On visible imagery, cloud motions north of the main cloud pass are rapidly going from east-southeast to west-northwest, but not curving around into the storm's center. This gives further credence to the idea of a small circulation and is also likely one of the two regions where the strongest winds are associated with the storm. Cloud motions to the south of the storm at low levels are sprialing inwards, but not at a strong clip. With low clouds curving around to a N-S orientation near the current convective blowup at about 25.5N/62.5W, this suggests the center is further west of that mass. The speed of these low clouds, particularly further to the west, suggests that the circulation is not well define on the south side...but it is and has been closed per visible satellite imagery over the past week, just too small to accurately be captured as a closed low by the QuikSCAT passes at times.

The colder cloud tops on the western edge of the storm (looking at about 25.5-28N, 63.5-65W) are largely cirrus clouds; there is little convection associated with them at this point. An outflow boundary is racing to the NW out of this region, clearly evident on visible satellite imagery and an indicator of the collapse of the convection in this area several hours ago. I would expect cloud tops in this area to warm over the coming hours before convection redevelops there later tonight. In the meantime, some colder cloud tops are building to the east and southeast of the center of circulation; these will likely persist for some time as well.
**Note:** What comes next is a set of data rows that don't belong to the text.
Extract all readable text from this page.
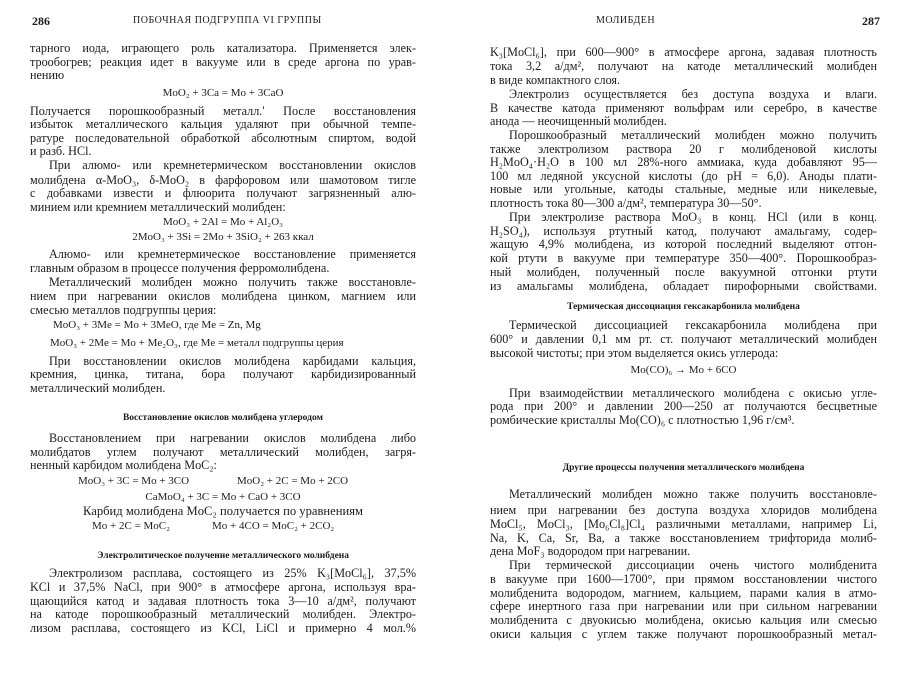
286	ПОБОЧНАЯ ПОДГРУППА VI ГРУППЫ
тарного иода, играющего роль катализатора. Применяется элек-
трообогрев; реакция идет в вакууме или в среде аргона по урав-
нению
MoO₂ + 3Ca = Mo + 3CaO
Получается порошкообразный металл.' После восстановления
избыток металлического кальция удаляют при обычной темпе-
ратуре последовательной обработкой абсолютным спиртом, водой
и разб. HCl.
При алюмо- или кремнетермическом восстановлении окислов
молибдена α-MoO₃, δ-MoO₂ в фарфоровом или шамотовом тигле
с добавками извести и флюорита получают загрязненный алю-
минием или кремнием металлический молибден:
MoO₃ + 2Al = Mo + Al₂O₃
2MoO₃ + 3Si = 2Mo + 3SiO₂ + 263 ккал
Алюмо- или кремнетермическое восстановление применяется
главным образом в процессе получения ферромолибдена.
Металлический молибден можно получить также восстановле-
нием при нагревании окислов молибдена цинком, магнием или
смесью металлов подгруппы церия:
MoO₃ + 3Me = Mo + 3MeO, где Me = Zn, Mg
MoO₃ + 2Me = Mo + Me₂O₃, где Me = металл подгруппы церия
При восстановлении окислов молибдена карбидами кальция,
кремния, цинка, титана, бора получают карбидизированный
металлический молибден.
Восстановление окислов молибдена углеродом
Восстановлением при нагревании окислов молибдена либо
молибдатов углем получают металлический молибден, загря-
ненный карбидом молибдена MoC₂:
MoO₃ + 3C = Mo + 3CO	MoO₂ + 2C = Mo + 2CO
CaMoO₄ + 3C = Mo + CaO + 3CO
Карбид молибдена MoC₂ получается по уравнениям
Mo + 2C = MoC₂	Mo + 4CO = MoC₂ + 2CO₂
Электролитическое получение металлического молибдена
Электролизом расплава, состоящего из 25% K₃[MoCl₆], 37,5%
KCl и 37,5% NaCl, при 900° в атмосфере аргона, используя вра-
щающийся катод и задавая плотность тока 3—10 а/дм², получают
на катоде порошкообразный металлический молибден. Электро-
лизом расплава, состоящего из KCl, LiCl и примерно 4 мол.%
МОЛИБДЕН	287
K₃[MoCl₆], при 600—900° в атмосфере аргона, задавая плотность
тока 3,2 а/дм², получают на катоде металлический молибден
в виде компактного слоя.
Электролиз осуществляется без доступа воздуха и влаги.
В качестве катода применяют вольфрам или серебро, в качестве
анода — неочищенный молибден.
Порошкообразный металлический молибден можно получить
также электролизом раствора 20 г молибденовой кислоты
H₂MoO₄·H₂O в 100 мл 28%-ного аммиака, куда добавляют 95—
100 мл ледяной уксусной кислоты (до pH = 6,0). Аноды плати-
новые или угольные, катоды стальные, медные или никелевые,
плотность тока 80—300 а/дм², температура 30—50°.
При электролизе раствора MoO₃ в конц. HCl (или в конц.
H₂SO₄), используя ртутный катод, получают амальгаму, содер-
жащую 4,9% молибдена, из которой последний выделяют отгон-
кой ртути в вакууме при температуре 350—400°. Порошкообраз-
ный молибден, полученный после вакуумной отгонки ртути
из амальгамы молибдена, обладает пирофорными свойствами.
Термическая диссоциация гексакарбонила молибдена
Термической диссоциацией гексакарбонила молибдена при
600° и давлении 0,1 мм рт. ст. получают металлический молибден
высокой чистоты; при этом выделяется окись углерода:
Mo(CO)₆ → Mo + 6CO
При взаимодействии металлического молибдена с окисью угле-
рода при 200° и давлении 200—250 ат получаются бесцветные
ромбические кристаллы Mo(CO)₆ с плотностью 1,96 г/см³.
Другие процессы получения металлического молибдена
Металлический молибден можно также получить восстановле-
нием при нагревании без доступа воздуха хлоридов молибдена
MoCl₅, MoCl₃, [Mo₆Cl₈]Cl₄ различными металлами, например Li,
Na, K, Ca, Sr, Ba, а также восстановлением трифторида молиб-
дена MoF₃ водородом при нагревании.
При термической диссоциации очень чистого молибденита
в вакууме при 1600—1700°, при прямом восстановлении чистого
молибденита водородом, магнием, кальцием, парами калия в атмо-
сфере инертного газа при нагревании или при сильном нагревании
молибденита с двуокисью молибдена, окисью кальция или смесью
окиси кальция с углем также получают порошкообразный метал-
Given the satellite appearance, the mid-level center would appear to be in the middle or on the eastern edge of the "colder" cloud tops to the NW of the deep convection, somewhere near 26-26.5N/63.5W. The actual low-level center is likely displaced from there, albeit not to a huge degree, and is located near 26N/64W, give or take. It is possible that there are multiple swirls rotating around the larger center, but we don't have accurate enough data to make that call at this time.

Given the current structure of the storm, winds are likely still around 50mph, given no improvement in the satellite signature of the storm and nothing else to suggest that winds are any higher at this point, cloud track and QuikSCAT winds included in that. Slow strengthening is still possible, but I don't see any rapid deepening likely in the near term. Think Emily, before it got to the islands, and that's probably a good marker for how this storm may try to get organized.